Le cancer au-delà de la médecine de pointe
En France, trois millions de Français vivent avec un cancer ou un antécédent de cancer. Que les patients soient stabilisés, en rémission voire guéris, la maladie bouleverse encore leur quotidien plusieurs années après le diagnostic et la phase de traitement actif, comme en témoignent différentes enquêtes présentées lors d’une table ronde co-organisée avec l'INCa.
Un retentissement au long cours
Selon l’enquête Vican 5, cinq ans après le diagnostic, 63,5 % des patients souffrent encore de séquelles dues à la maladie ou au traitement, à type notamment de fatigue (48,7 %), douleur (73 %), troubles cognitifs, etc.
L’impact est aussi psychologique, près d’un tiers (32,5 %) des personnes interrogées rapportant une dégradation persistante de leur qualité de vie mentale. En parallèle, leur vie professionnelle et leur situation financière sont durablement modifiées : plus d’un quart ont vu leurs revenus baisser, 24 % des salariés ont repris à temps partiel thérapeutique, tandis que 20 % ne travaillent plus.

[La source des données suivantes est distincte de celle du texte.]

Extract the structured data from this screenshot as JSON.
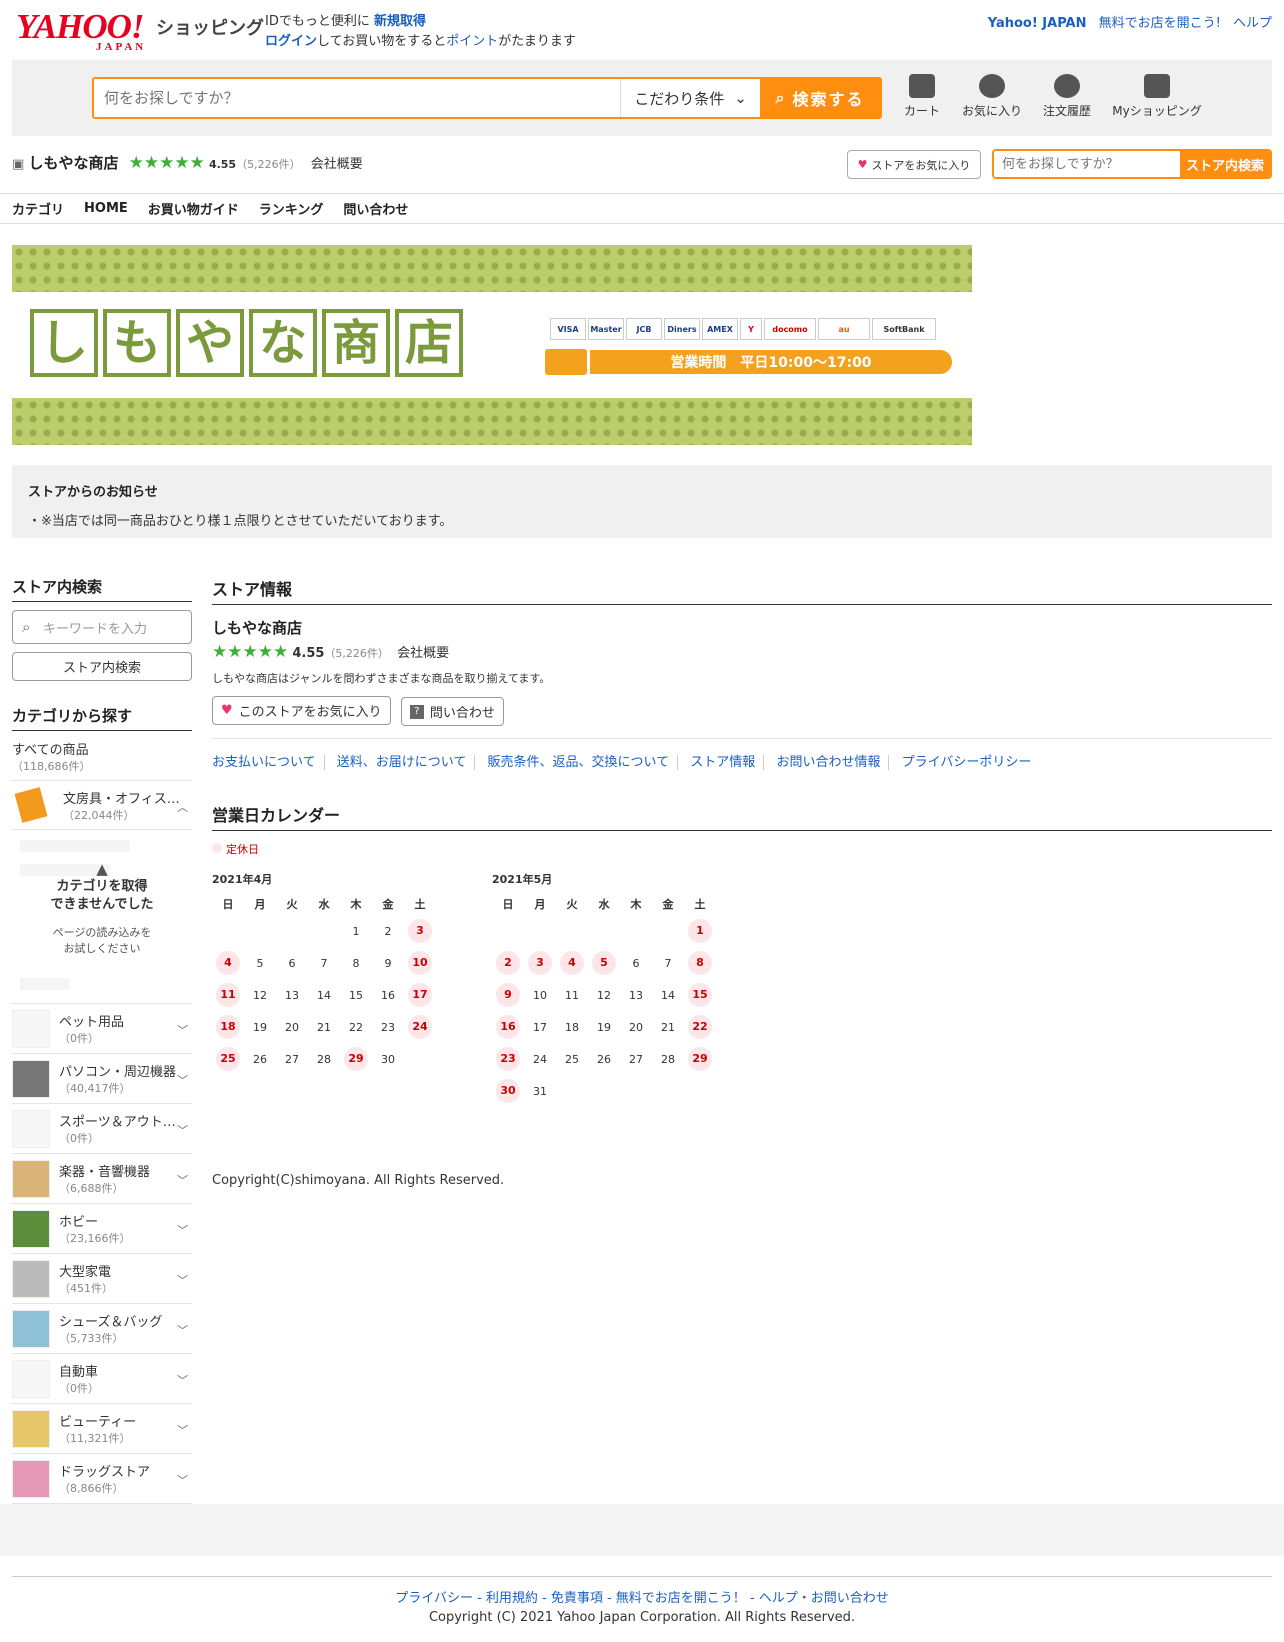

Le 7e observatoire sociétal des cancers, conduit par la ligue contre le cancer, dresse un constat proche, tout en soulignant que pour beaucoup de patients, cette période de l’après-traitement peut être plus difficile à vivre que la phase active de leur maladie.
Dans cette étape de transition, « le médecin généraliste et plus largement les soignants de proximité (infirmiers, pharmaciens, aidants, etc.) sont importants pour maintenir le lien avec le patient », souligne le Dr Marie-Hélène Certain (Les Mureaux, secrétaire générale du Collège de médecine générale).
Pour une approche bio-psycho-sociale
Mais comment accompagner au mieux les patients ? « A travers ces enquêtes, on voit bien que le cancer n’est pas seulement une affaire de médecine de pointe, mais nécessite une approche globale qui va bien au-delà », poursuit le Dr Certain. « Le cancer n’est pas que le cancer ! »
Suivi d’éventuels traitements au long cours (type hormonothérapie ou immunothérapie), prise en charge des séquelles, mais aussi prévention tertiaire et quaternaire face au risque de second cancer : les enjeux médicaux restent de taille pendant cette période.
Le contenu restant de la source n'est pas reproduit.